Jockey DK Ashish dies after tragic fall

KOLKATA/MUMBAI: The cruel hand of fate snatched away a talented saddle artist well before his prime. Jockey DK Ashish breathed his last at 00.55 hours at a private hospital in Kolkata on Monday, succumbing to severe head injuries sustained barely 36 hours earlier at the city racecourse after suffering a fatal fall from his mount Bold As Brass in the Calcutta Oaks.

The racing fraternity across the country has been left numbed by the shock of his demise which brought back memories of over three decades ago (in April 1979) when a brilliant young jockey Karl Umrigar innocuously fell off his mount Vasudha and his lungs were punctured by the hooves of the animal. He battled for his life for several days before passing away.

The news of Ashish's death has shaken the Mumbai horse racing fraternity. "He was a very talented rider," leading jockey-turned trainer Pesi Shroff told TOI on Monday. "He had told me almost a month ago that Myrtlewood was my best horse and that proved right.
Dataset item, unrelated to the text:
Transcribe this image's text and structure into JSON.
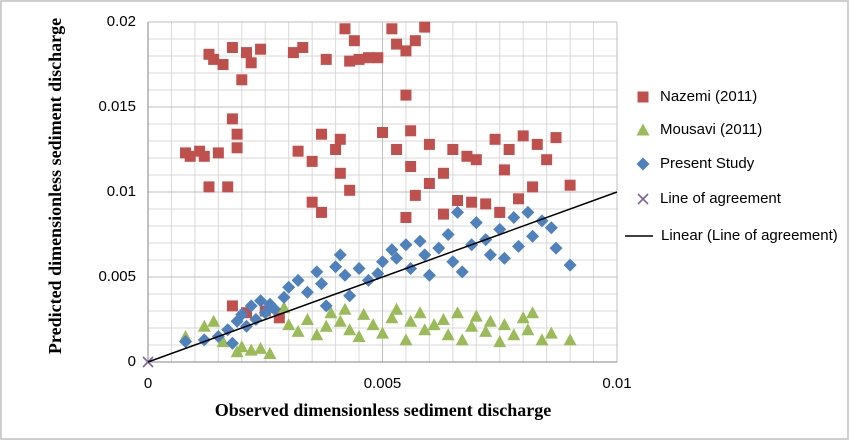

I will miss his smiling face as no matter what, he always kept smiling," added Shroff for whom Ashish was riding during the current Mumbai season.
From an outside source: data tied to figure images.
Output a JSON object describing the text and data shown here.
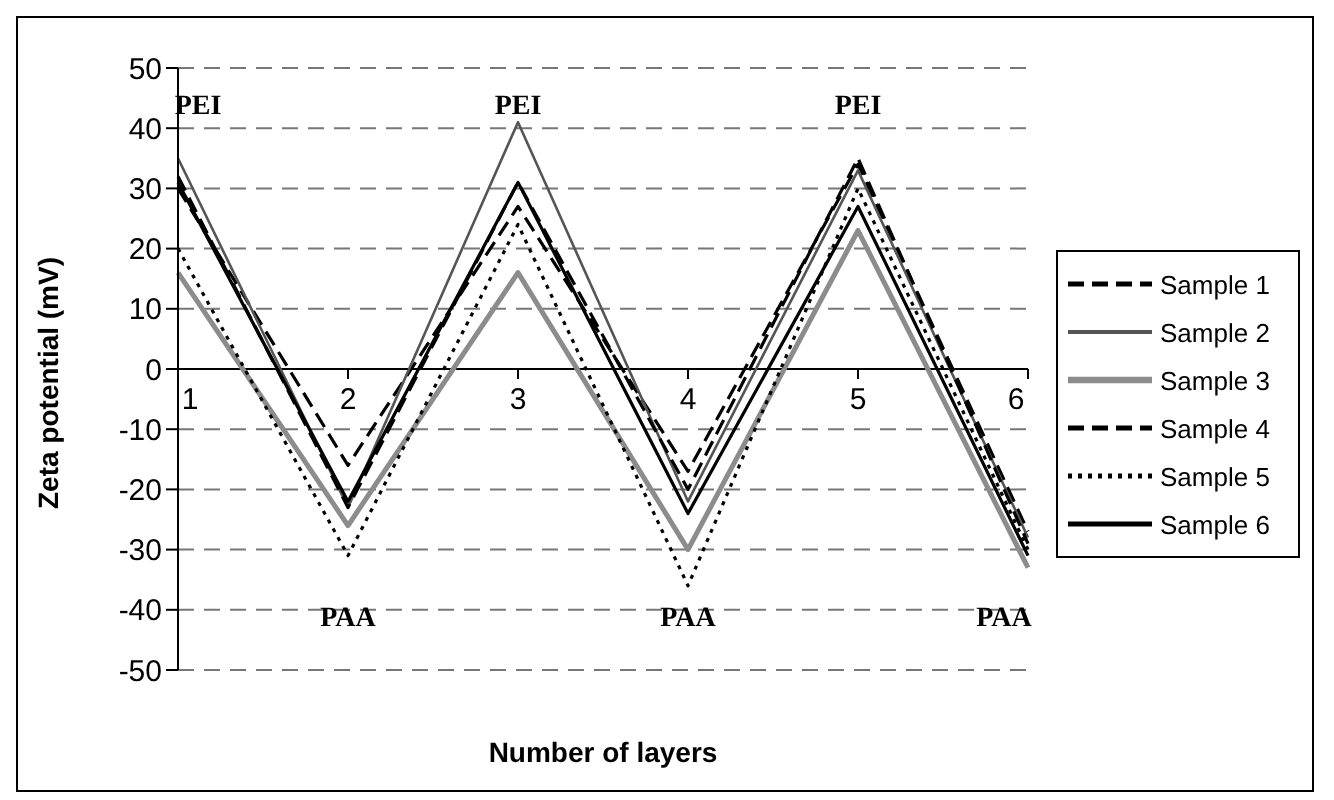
{
  "chart_data": {
    "type": "line",
    "xlabel": "Number of layers",
    "ylabel": "Zeta potential (mV)",
    "categories": [
      "1",
      "2",
      "3",
      "4",
      "5",
      "6"
    ],
    "series": [
      {
        "name": "Sample 1",
        "color": "#000000",
        "line_style": "dashed",
        "values": [
          30,
          -16,
          27,
          -17,
          34,
          -27
        ]
      },
      {
        "name": "Sample 2",
        "color": "#555555",
        "line_style": "solid",
        "values": [
          35,
          -23,
          41,
          -22,
          33,
          -28
        ]
      },
      {
        "name": "Sample 3",
        "color": "#8c8c8c",
        "line_style": "solid",
        "values": [
          16,
          -26,
          16,
          -30,
          23,
          -33
        ]
      },
      {
        "name": "Sample 4",
        "color": "#000000",
        "line_style": "dashed",
        "values": [
          32,
          -23,
          31,
          -20,
          35,
          -29
        ]
      },
      {
        "name": "Sample 5",
        "color": "#000000",
        "line_style": "dotted",
        "values": [
          20,
          -31,
          24,
          -36,
          30,
          -30
        ]
      },
      {
        "name": "Sample 6",
        "color": "#000000",
        "line_style": "solid",
        "values": [
          31,
          -22,
          31,
          -24,
          27,
          -31
        ]
      }
    ],
    "ylim": [
      -50,
      50
    ],
    "yticks": [
      -50,
      -40,
      -30,
      -20,
      -10,
      0,
      10,
      20,
      30,
      40,
      50
    ],
    "grid": "y",
    "legend": "right",
    "marker": "none",
    "annotations": [
      "PEI",
      "PAA",
      "PEI",
      "PAA",
      "PEI",
      "PAA"
    ]
  }
}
Pradeep Chouhan, the president of Jockey Association of India (JAI), expressed shock. "He (Ashish) was a great friend of mine. We had told our colleagues in Kolkata to ensure that he gets the best of medical attention and JAI will bear the cost. As per our rules, we will provide financial assistance to his family," said Chouhan.
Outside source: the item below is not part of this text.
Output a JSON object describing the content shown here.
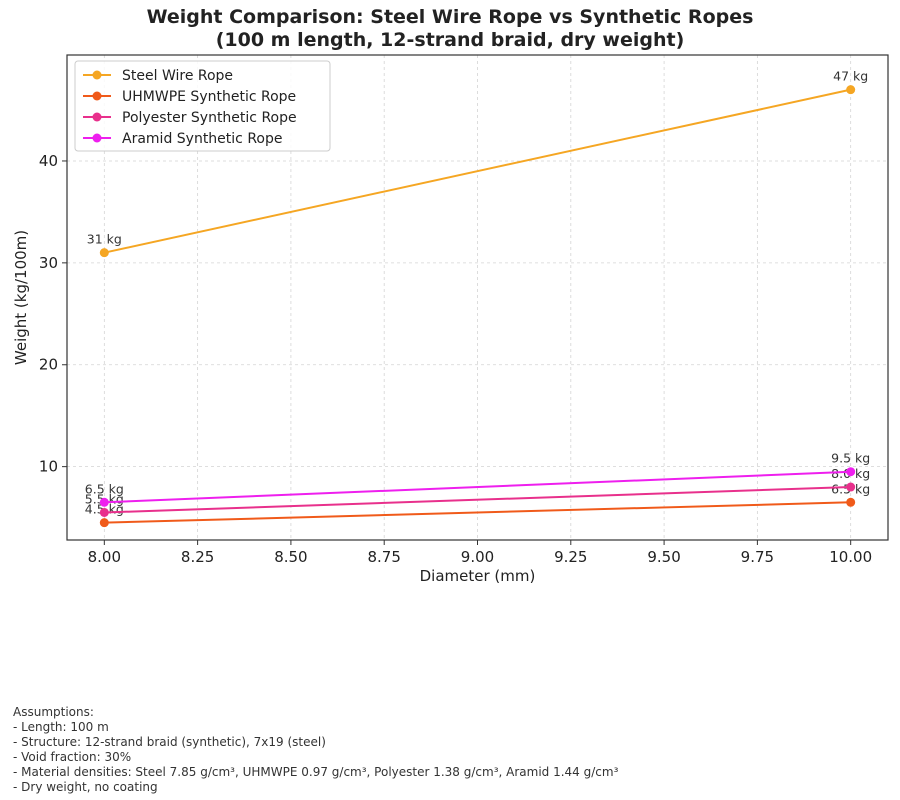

RWITC media chief Vivek Jain also mourned Ashish's death. "The passing away of jockey Ashish is tragic and has cast a spell of gloom on the entire fraternity. We must find out if there are newer safety gears that jockeys can use to mitigate the impact of falls. He was an upcoming boy and known for his friendly nature. It's indeed very, very unfortunate," said Jain, adding: "We will give approx Rs 7.5 lakh from RWITC's Fund, and equivalent amount from the Jockey's Association Fund, totalling about Rs 15 lakh to his family."
Chouhan, stated that Ashish's accident was a freak one but admitted that of late there has been a rise in such accidents for several reasons. For one, he felt that the apprentice jockey schools across the country were producing substandard rookies.

"We were taught the tricks of the trade at the grassroots level and had to really work hard in every aspect of horsemanship before being contracted by any stable. Nowadays, there's a rush to bind young talents in a contract. The youngster too gets carried away and starts to throw caution to the wind. This can be dangerous for one and all," Chouhan lamented.